演奏曲は、下記9曲。5曲目がトラディショナルで、他は宮川さんのオリジナルです。

01. Introduction
02. The Way
03. JB's Poem
04. Pulse
05. The Water Is Wide
06. Automata
07. Glossy
08. The Gold Bug
09. Just A Moment

16ビートの煽るようなリズムにのって、黒田さんが朗々とトランペットを吹き鳴らすイントロから、落ち着いた雰囲気の8ビートの2曲目へ。
TpとGのユニゾンで奏でるテーマから、黒田さん、宮川さん、荻原さんへとソロを回す。
ゆったりとしたテンポの曲だが、良い感じにテンションが上がる曲と演奏で心地よい。

以降も非4ビートでありながらあまり先鋭的ではない曲調の曲が並び、Robert Glasperを筆頭とする昨今の米国のジャズの流行のようなサウンドを感じさせつつ、あまり黒さは感じないところはある種のオリジナル性をも感じさせる。
曲のテンポ、拍をあまり気にしないで、リズムを作り出していく石若さんのドラムに圧倒されつつ、ピアノとギターのユニゾン、掛け合いで奏でられるテーマが、これまた印象的に響く。

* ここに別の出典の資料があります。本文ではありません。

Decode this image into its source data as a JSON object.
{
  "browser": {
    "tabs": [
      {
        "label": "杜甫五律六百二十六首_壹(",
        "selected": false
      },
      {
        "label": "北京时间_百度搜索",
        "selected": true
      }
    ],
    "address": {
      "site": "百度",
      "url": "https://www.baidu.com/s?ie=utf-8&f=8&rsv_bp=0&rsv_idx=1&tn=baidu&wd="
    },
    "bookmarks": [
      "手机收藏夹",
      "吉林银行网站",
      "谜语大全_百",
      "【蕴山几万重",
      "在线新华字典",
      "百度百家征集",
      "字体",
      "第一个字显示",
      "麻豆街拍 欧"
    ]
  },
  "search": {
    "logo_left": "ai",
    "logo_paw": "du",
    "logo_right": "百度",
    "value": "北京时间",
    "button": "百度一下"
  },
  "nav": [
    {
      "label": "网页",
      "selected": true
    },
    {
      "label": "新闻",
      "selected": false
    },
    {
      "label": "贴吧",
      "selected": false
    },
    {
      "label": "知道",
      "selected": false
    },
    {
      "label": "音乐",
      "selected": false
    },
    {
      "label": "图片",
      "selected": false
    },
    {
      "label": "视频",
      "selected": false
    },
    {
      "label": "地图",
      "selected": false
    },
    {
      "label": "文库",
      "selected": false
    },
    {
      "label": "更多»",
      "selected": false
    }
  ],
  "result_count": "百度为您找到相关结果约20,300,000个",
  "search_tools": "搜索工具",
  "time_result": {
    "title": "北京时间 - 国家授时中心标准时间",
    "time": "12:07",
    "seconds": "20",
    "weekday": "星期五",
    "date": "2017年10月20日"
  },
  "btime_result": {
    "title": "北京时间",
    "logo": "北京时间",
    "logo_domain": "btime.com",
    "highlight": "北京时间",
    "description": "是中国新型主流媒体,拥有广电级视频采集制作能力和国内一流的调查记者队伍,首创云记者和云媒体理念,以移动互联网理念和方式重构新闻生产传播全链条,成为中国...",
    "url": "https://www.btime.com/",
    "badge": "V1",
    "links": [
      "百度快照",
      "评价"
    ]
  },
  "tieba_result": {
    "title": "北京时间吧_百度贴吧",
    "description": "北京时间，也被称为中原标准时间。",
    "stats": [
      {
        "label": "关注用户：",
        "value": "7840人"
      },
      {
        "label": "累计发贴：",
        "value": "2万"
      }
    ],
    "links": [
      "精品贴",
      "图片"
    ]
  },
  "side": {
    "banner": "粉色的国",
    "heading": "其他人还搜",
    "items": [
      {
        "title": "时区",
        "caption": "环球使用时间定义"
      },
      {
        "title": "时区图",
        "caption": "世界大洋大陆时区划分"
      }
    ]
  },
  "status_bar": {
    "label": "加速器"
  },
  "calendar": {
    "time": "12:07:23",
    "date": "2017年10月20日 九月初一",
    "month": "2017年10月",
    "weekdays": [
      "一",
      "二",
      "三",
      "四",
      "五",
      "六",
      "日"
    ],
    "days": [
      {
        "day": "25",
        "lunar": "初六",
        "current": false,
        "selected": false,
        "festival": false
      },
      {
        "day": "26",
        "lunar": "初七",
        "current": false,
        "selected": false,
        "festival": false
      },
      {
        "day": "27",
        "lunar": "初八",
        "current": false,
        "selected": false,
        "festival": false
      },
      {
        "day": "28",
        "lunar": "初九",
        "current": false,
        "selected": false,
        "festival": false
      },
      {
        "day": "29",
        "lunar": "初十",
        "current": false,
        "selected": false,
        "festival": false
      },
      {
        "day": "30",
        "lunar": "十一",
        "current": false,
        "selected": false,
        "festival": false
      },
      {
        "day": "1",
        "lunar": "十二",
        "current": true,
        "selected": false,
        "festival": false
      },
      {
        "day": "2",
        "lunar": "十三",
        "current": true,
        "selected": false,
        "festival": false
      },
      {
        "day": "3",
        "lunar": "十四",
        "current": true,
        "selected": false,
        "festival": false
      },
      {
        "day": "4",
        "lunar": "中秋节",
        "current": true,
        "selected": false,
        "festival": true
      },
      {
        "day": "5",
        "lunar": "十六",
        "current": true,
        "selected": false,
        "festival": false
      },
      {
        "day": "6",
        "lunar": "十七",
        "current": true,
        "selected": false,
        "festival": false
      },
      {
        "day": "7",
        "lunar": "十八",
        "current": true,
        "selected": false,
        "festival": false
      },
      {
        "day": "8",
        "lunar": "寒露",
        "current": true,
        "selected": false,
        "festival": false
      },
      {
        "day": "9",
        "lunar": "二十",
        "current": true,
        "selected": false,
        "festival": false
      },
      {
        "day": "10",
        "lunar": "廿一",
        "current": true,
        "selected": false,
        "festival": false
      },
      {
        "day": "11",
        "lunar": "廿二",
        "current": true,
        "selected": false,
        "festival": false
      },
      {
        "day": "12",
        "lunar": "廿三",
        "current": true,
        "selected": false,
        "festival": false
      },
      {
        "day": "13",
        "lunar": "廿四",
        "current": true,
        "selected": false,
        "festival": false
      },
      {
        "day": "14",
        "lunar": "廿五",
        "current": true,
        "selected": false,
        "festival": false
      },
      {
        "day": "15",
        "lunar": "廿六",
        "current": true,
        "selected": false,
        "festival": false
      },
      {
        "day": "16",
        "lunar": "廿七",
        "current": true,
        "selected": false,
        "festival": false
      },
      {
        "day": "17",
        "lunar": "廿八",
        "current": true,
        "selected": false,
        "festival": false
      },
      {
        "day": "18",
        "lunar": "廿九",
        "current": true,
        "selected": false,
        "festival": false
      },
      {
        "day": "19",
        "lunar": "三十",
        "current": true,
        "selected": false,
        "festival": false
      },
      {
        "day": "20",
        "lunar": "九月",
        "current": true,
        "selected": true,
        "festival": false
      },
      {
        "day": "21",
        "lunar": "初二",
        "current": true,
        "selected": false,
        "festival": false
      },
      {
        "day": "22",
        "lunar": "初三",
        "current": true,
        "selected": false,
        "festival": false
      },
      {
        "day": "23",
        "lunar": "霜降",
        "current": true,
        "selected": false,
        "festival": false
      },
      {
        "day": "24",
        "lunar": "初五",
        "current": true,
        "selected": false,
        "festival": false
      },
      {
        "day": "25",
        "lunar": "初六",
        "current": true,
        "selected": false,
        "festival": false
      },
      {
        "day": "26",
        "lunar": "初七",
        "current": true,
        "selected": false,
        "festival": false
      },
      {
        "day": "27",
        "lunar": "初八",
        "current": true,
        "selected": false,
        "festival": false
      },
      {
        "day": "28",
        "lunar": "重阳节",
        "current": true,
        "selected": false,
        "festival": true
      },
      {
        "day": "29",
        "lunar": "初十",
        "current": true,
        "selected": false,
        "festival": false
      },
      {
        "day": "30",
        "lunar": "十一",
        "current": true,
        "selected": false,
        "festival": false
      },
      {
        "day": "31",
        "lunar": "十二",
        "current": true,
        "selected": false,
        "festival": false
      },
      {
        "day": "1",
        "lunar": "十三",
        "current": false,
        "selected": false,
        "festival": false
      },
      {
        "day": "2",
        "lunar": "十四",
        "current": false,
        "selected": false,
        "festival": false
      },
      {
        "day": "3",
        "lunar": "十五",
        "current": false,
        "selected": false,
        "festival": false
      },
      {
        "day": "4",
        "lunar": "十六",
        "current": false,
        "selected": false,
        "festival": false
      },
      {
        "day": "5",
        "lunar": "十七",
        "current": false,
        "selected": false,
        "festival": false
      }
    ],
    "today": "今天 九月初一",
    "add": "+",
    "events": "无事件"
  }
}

宮川さんは、1曲目でRhodesを、2曲目では生ピ・・・と、電気音、生音を曲の雰囲気によって使い分け、あまり汗臭さを感じさせないクールにおしゃれな雰囲気を醸し出すような演奏。
前評判にもあったが、音使いには多少なりともRobert Glasperの影響を感じさせるのは、昨今のジャズを研究していれば当然の帰結でしょう。
荻原さんのギターは、ソリッドのタイプをエフェクトをあまりかけてないかな?と思わせる、細めでストレートな音色。ロックぽい音色なのかもしれないが、この曲調、演奏には良い感じに馴染んでいる。

8曲目が、donald fagenの"I.G.Y."を彷彿とさせる曲なんですが、これを聴いて宮川さんの好みがこの辺にあり、この辺の雰囲気を、様々な濃度で、曲に、曲調に、アレンジに滲みださせているんだろうなと気づきました。

と、いろいろ書きますが、まぁ、しかし何といっても石若駿に尽きるんじゃないかと...。最後の曲の最後の乱れ打ちは一聴に値すると思います。
もっとも、最近の個人的石若洗脳度合いは尋常ならざるものがあるのも事実ですが...(汗)


と、最後の曲の後に隠れトラックがあります。これが黒田さんが入っての格好良い曲で、どうしてボーナストラックなの?って感じの良曲で..

ベストは、隠れトラックいれると12分になりますが、この最後の曲にします。